On 24 November, the OECD, together with the EU and the government of Tajikistan, organised a virtual roundtable to discuss the state of investment promotion in Tajikistan and share experiences with peers from Eurasia and OECD countries.
The webinar was an opportunity to discuss the draft OECD Peer Review Note on Enhancing Investment Promotion in Tajikistan to offer recommendations and share OECD good practices, and to exchange views with peers from Eurasia and OECD member countries, including France, Georgia, Kazakhstan and Turkey.
The webinar was opened by H.E. Professor Aleksander Surdej, Ambassador and Permanent Representative of Poland to the OECD and Chair of the OECD Eurasia Competitiveness Roundtable. He described the review as an important milestone for Tajikistan, amidst COVID-19 and the need for more targeted investment promotion efforts. The Chair of the State Committee of Investment and State Property Management, Mr Sadi Qodirzoda, declared investment attraction as a policy priority for the current recovery in the short-run and for sustainable economic development in the long-run. He mentioned numerous reforms undertaken to that end, ranging from simplified administrative procedures to the renewed tax code. Mr Francesco Straniero, Attaché and Co-operation Officer from the European Union Delegation to Tajikistan,discussed the effects of the COVID-19 pandemic on Tajikistan’s economy and welcomed the government’s efforts to mitigate the structural weaknesses exacerbated by the crisis. He ended his remarks by highlighting which active role the State Committee can have to support investors along their journey and reaffirmed the support from the European Union.
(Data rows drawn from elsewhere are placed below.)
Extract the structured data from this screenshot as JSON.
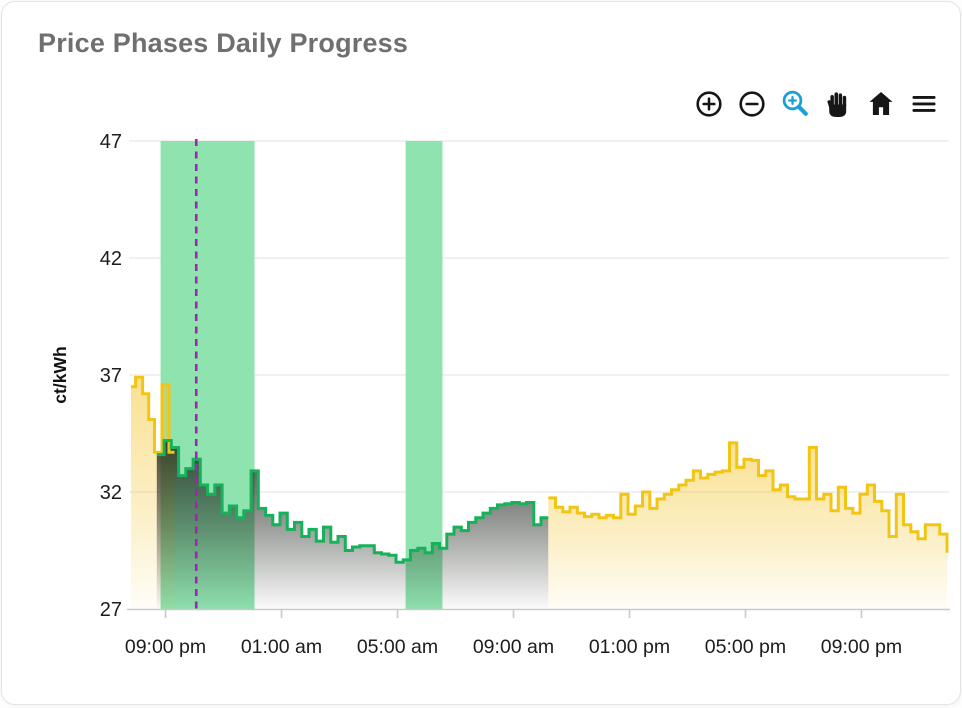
{
  "header": {
    "title": "Price Phases Daily Progress"
  },
  "toolbar": {
    "buttons": [
      {
        "name": "zoom-in",
        "label": "Zoom in",
        "color": "#161616"
      },
      {
        "name": "zoom-out",
        "label": "Zoom out",
        "color": "#161616"
      },
      {
        "name": "box-zoom",
        "label": "Box zoom",
        "color": "#1a9fd6"
      },
      {
        "name": "pan",
        "label": "Pan",
        "color": "#161616"
      },
      {
        "name": "home",
        "label": "Reset view",
        "color": "#161616"
      },
      {
        "name": "menu",
        "label": "Menu",
        "color": "#161616"
      }
    ]
  },
  "chart_data": {
    "type": "area",
    "subtype": "step-line-with-gradient-fill",
    "title": "Price Phases Daily Progress",
    "xlabel": "",
    "ylabel": "ct/kWh",
    "ylim": [
      27,
      47
    ],
    "yticks": [
      27,
      32,
      37,
      42,
      47
    ],
    "xlim": [
      19.81,
      47.95
    ],
    "grid": true,
    "legend": "none",
    "xticks": [
      {
        "t": 21,
        "label": "09:00 pm"
      },
      {
        "t": 25,
        "label": "01:00 am"
      },
      {
        "t": 29,
        "label": "05:00 am"
      },
      {
        "t": 33,
        "label": "09:00 am"
      },
      {
        "t": 37,
        "label": "01:00 pm"
      },
      {
        "t": 41,
        "label": "05:00 pm"
      },
      {
        "t": 45,
        "label": "09:00 pm"
      }
    ],
    "bands": [
      {
        "name": "cheap-phase-window-1",
        "from": 20.83,
        "to": 24.07,
        "color": "#8fe3af"
      },
      {
        "name": "cheap-phase-window-2",
        "from": 29.28,
        "to": 30.55,
        "color": "#8fe3af"
      }
    ],
    "now_line": {
      "t": 22.06,
      "color": "#9c27b0",
      "style": "dashed"
    },
    "colors": {
      "gold_line": "#f3c513",
      "green_line": "#16b25a",
      "dark_fill": "#20261f",
      "gold_fill": "#f3c52e",
      "band": "#8fe3af",
      "grid": "#ececec",
      "axis": "#c9c9c9"
    },
    "series": [
      {
        "name": "price-expensive-evening",
        "color": "#f3c513",
        "fill": "gold",
        "points": [
          [
            19.81,
            36.5
          ],
          [
            19.97,
            36.9
          ],
          [
            20.21,
            36.2
          ],
          [
            20.42,
            35.1
          ],
          [
            20.62,
            33.7
          ],
          [
            20.88,
            36.6
          ],
          [
            21.12,
            33.7
          ]
        ],
        "end": 21.31
      },
      {
        "name": "price-cheap-night",
        "color": "#16b25a",
        "fill": "dark",
        "t0": 20.7,
        "dt": 0.25,
        "values": [
          33.6,
          34.2,
          33.9,
          32.7,
          33.0,
          33.4,
          32.3,
          31.9,
          32.3,
          31.1,
          31.4,
          30.9,
          31.2,
          32.9,
          31.3,
          31.0,
          30.6,
          31.1,
          30.4,
          30.7,
          30.1,
          30.4,
          29.9,
          30.5,
          29.85,
          30.1,
          29.5,
          29.65,
          29.7,
          29.7,
          29.4,
          29.35,
          29.3,
          29.0,
          29.1,
          29.5,
          29.6,
          29.4,
          29.8,
          29.6,
          30.2,
          30.5,
          30.35,
          30.7,
          30.9,
          31.1,
          31.3,
          31.45,
          31.5,
          31.55,
          31.5,
          31.55,
          30.6,
          30.9
        ]
      },
      {
        "name": "price-expensive-day",
        "color": "#f3c513",
        "fill": "gold",
        "t0": 34.2,
        "dt": 0.25,
        "values": [
          31.75,
          31.35,
          31.15,
          31.35,
          31.1,
          30.95,
          31.05,
          30.9,
          31.0,
          30.9,
          31.9,
          31.05,
          31.4,
          32.0,
          31.3,
          31.7,
          31.9,
          32.1,
          32.3,
          32.5,
          32.9,
          32.6,
          32.75,
          32.85,
          32.9,
          34.1,
          33.05,
          33.4,
          33.35,
          32.7,
          32.9,
          32.1,
          32.3,
          31.8,
          31.7,
          31.7,
          33.9,
          31.7,
          31.9,
          31.2,
          32.2,
          31.3,
          31.1,
          31.9,
          32.3,
          31.6,
          31.2,
          30.1,
          31.9,
          30.6,
          30.3,
          30.0,
          30.6,
          30.6,
          30.2,
          29.4
        ]
      }
    ]
  }
}
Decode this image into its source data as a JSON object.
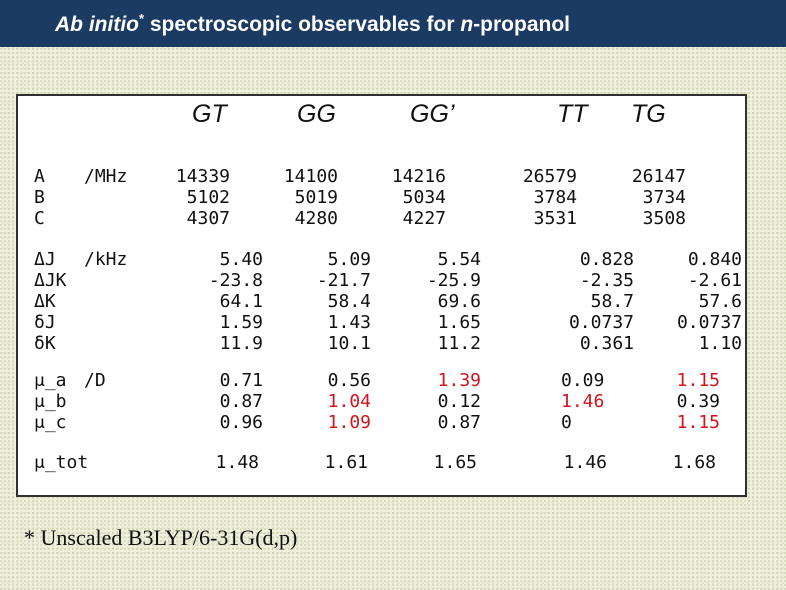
{
  "title": {
    "part1": "Ab initio",
    "star": "*",
    "part2": " spectroscopic observables for ",
    "part3": "n",
    "part4": "-propanol"
  },
  "conformers": [
    "GT",
    "GG",
    "GG’",
    "TT",
    "TG"
  ],
  "rotational": {
    "labels": [
      "A",
      "B",
      "C"
    ],
    "unit": "/MHz",
    "values": [
      [
        "14339",
        "5102",
        "4307"
      ],
      [
        "14100",
        "5019",
        "4280"
      ],
      [
        "14216",
        "5034",
        "4227"
      ],
      [
        "26579",
        "3784",
        "3531"
      ],
      [
        "26147",
        "3734",
        "3508"
      ]
    ]
  },
  "distortion": {
    "labels": [
      "ΔJ",
      "ΔJK",
      "ΔK",
      "δJ",
      "δK"
    ],
    "unit": "/kHz",
    "values": [
      [
        "5.40",
        "-23.8",
        "64.1",
        "1.59",
        "11.9"
      ],
      [
        "5.09",
        "-21.7",
        "58.4",
        "1.43",
        "10.1"
      ],
      [
        "5.54",
        "-25.9",
        "69.6",
        "1.65",
        "11.2"
      ],
      [
        "0.828",
        "-2.35",
        "58.7",
        "0.0737",
        "0.361"
      ],
      [
        "0.840",
        "-2.61",
        "57.6",
        "0.0737",
        "1.10"
      ]
    ]
  },
  "dipole": {
    "labels": [
      "μ_a",
      "μ_b",
      "μ_c"
    ],
    "unit": "/D",
    "values": [
      [
        {
          "v": "0.71",
          "red": false
        },
        {
          "v": "0.87",
          "red": false
        },
        {
          "v": "0.96",
          "red": false
        }
      ],
      [
        {
          "v": "0.56",
          "red": false
        },
        {
          "v": "1.04",
          "red": true
        },
        {
          "v": "1.09",
          "red": true
        }
      ],
      [
        {
          "v": "1.39",
          "red": true
        },
        {
          "v": "0.12",
          "red": false
        },
        {
          "v": "0.87",
          "red": false
        }
      ],
      [
        {
          "v": "0.09",
          "red": false
        },
        {
          "v": "1.46",
          "red": true
        },
        {
          "v": "0",
          "red": false
        }
      ],
      [
        {
          "v": "1.15",
          "red": true
        },
        {
          "v": "0.39",
          "red": false
        },
        {
          "v": "1.15",
          "red": true
        }
      ]
    ]
  },
  "total": {
    "label": "μ_tot",
    "values": [
      "1.48",
      "1.61",
      "1.65",
      "1.46",
      "1.68"
    ]
  },
  "footnote": "* Unscaled B3LYP/6-31G(d,p)",
  "colors": {
    "titlebar": "#1c3b63",
    "highlight": "#d4141a"
  }
}
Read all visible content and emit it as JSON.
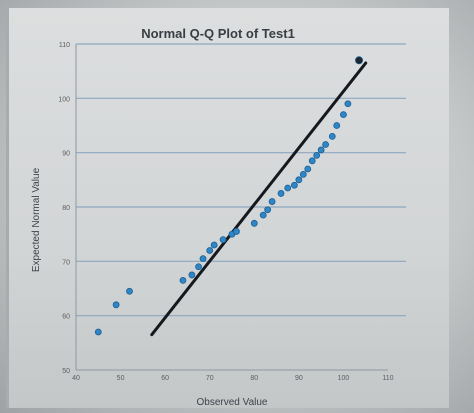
{
  "chart_data": {
    "type": "scatter",
    "title": "Normal Q-Q Plot of Test1",
    "xlabel": "Observed Value",
    "ylabel": "Expected Normal Value",
    "xlim": [
      40,
      110
    ],
    "ylim": [
      50,
      110
    ],
    "x_ticks": [
      40,
      50,
      60,
      70,
      80,
      90,
      100,
      110
    ],
    "y_ticks": [
      50,
      60,
      70,
      80,
      90,
      100,
      110
    ],
    "grid": "horizontal",
    "reference_line": {
      "x": [
        57,
        105
      ],
      "y": [
        56.5,
        106.5
      ]
    },
    "points": [
      {
        "x": 45,
        "y": 57
      },
      {
        "x": 49,
        "y": 62
      },
      {
        "x": 52,
        "y": 64.5
      },
      {
        "x": 64,
        "y": 66.5
      },
      {
        "x": 66,
        "y": 67.5
      },
      {
        "x": 67.5,
        "y": 69
      },
      {
        "x": 68.5,
        "y": 70.5
      },
      {
        "x": 70,
        "y": 72
      },
      {
        "x": 71,
        "y": 73
      },
      {
        "x": 73,
        "y": 74
      },
      {
        "x": 75,
        "y": 75
      },
      {
        "x": 76,
        "y": 75.5
      },
      {
        "x": 80,
        "y": 77
      },
      {
        "x": 82,
        "y": 78.5
      },
      {
        "x": 83,
        "y": 79.5
      },
      {
        "x": 84,
        "y": 81
      },
      {
        "x": 86,
        "y": 82.5
      },
      {
        "x": 87.5,
        "y": 83.5
      },
      {
        "x": 89,
        "y": 84
      },
      {
        "x": 90,
        "y": 85
      },
      {
        "x": 91,
        "y": 86
      },
      {
        "x": 92,
        "y": 87
      },
      {
        "x": 93,
        "y": 88.5
      },
      {
        "x": 94,
        "y": 89.5
      },
      {
        "x": 95,
        "y": 90.5
      },
      {
        "x": 96,
        "y": 91.5
      },
      {
        "x": 97.5,
        "y": 93
      },
      {
        "x": 98.5,
        "y": 95
      },
      {
        "x": 100,
        "y": 97
      },
      {
        "x": 101,
        "y": 99
      },
      {
        "x": 103.5,
        "y": 107
      }
    ],
    "colors": {
      "point": "#2f86c6",
      "point_outline": "#1d5f93",
      "line": "#15181d",
      "grid": "#8da7c0",
      "highlight_point": "#20262e"
    }
  }
}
The panel discussion offered an opportunity to discuss the measures implemented by Tajikistan to enhance investment promotion. Ms Talisa zur Hausen, OECD Policy Analyst, presented the main findings of the Peer Review Note. She first described Tajikistan’s need for more – and more diversified – FDI, since the past years have been characterised by high concentration in terms of both countries and sectors. In order to do so, it remains even more crucial for an IPA to promote the country to investors and to do so in a targeted manner. Ms zur Hausen also noted that Tajikistan could strengthen its institutional setting and strategy as well as ensure a well-functioning facilitation system. Mr Ayubjon Maruf Solehzoda, First Deputy Chair of the Tax Committee under the Government of the Republic of Tajikistan, concurred with the main conclusions of the report and described recent reforms on taxation and its administration for foreign investors.
In his role as lead reviewer, Mr Tornike Zirakishvili, Deputy Director at Enterprise Georgia, presented his observations of the report, and drew on the experiences of his Agency. He detailed its collaboration with the IFC to determine targeted sectors, direct tools to contact investors and image building activities. Ms Diana Ablyakimova, Project Manager at Kazakh invest, offered some insights based on Kazakhstan’s investment promotion strategy supported by the OECD. The establishment of the agency in 2017 and the subsequent measures to improve sector selectivity, comprehensive messaging and new creative digital channels to reach investors have made Kazakhstan the second largest recipient of FDI among transition economies in 2021. Mr Philippe Yvergniaux, Director at Business France, underlined investors feedback to adapt the IPA’s services and the importance of quantitative objectives determined contractually with the Ministry of the Economy to monitor the agency’s activities.
An instant poll of participants showed high levels of support for events such as sector-specific trade fairs and business fora to better target investment promotion efforts. The poll also revealed an overwhelming majority designating objectives for target sectors and countries as the most important factors to put in place a successful investment promotion strategy, followed by the development of a budget and the identification of investors’ motivations.
The session was concluded by Ambassador Surdej underlining the importance of collaboration with the OECD and the EU in improving Tajikistan’s attractiveness for foreign investors. He noted that the report remained a work-in-progress, as inputs from the meeting and other stakeholders would be integrated into the final version.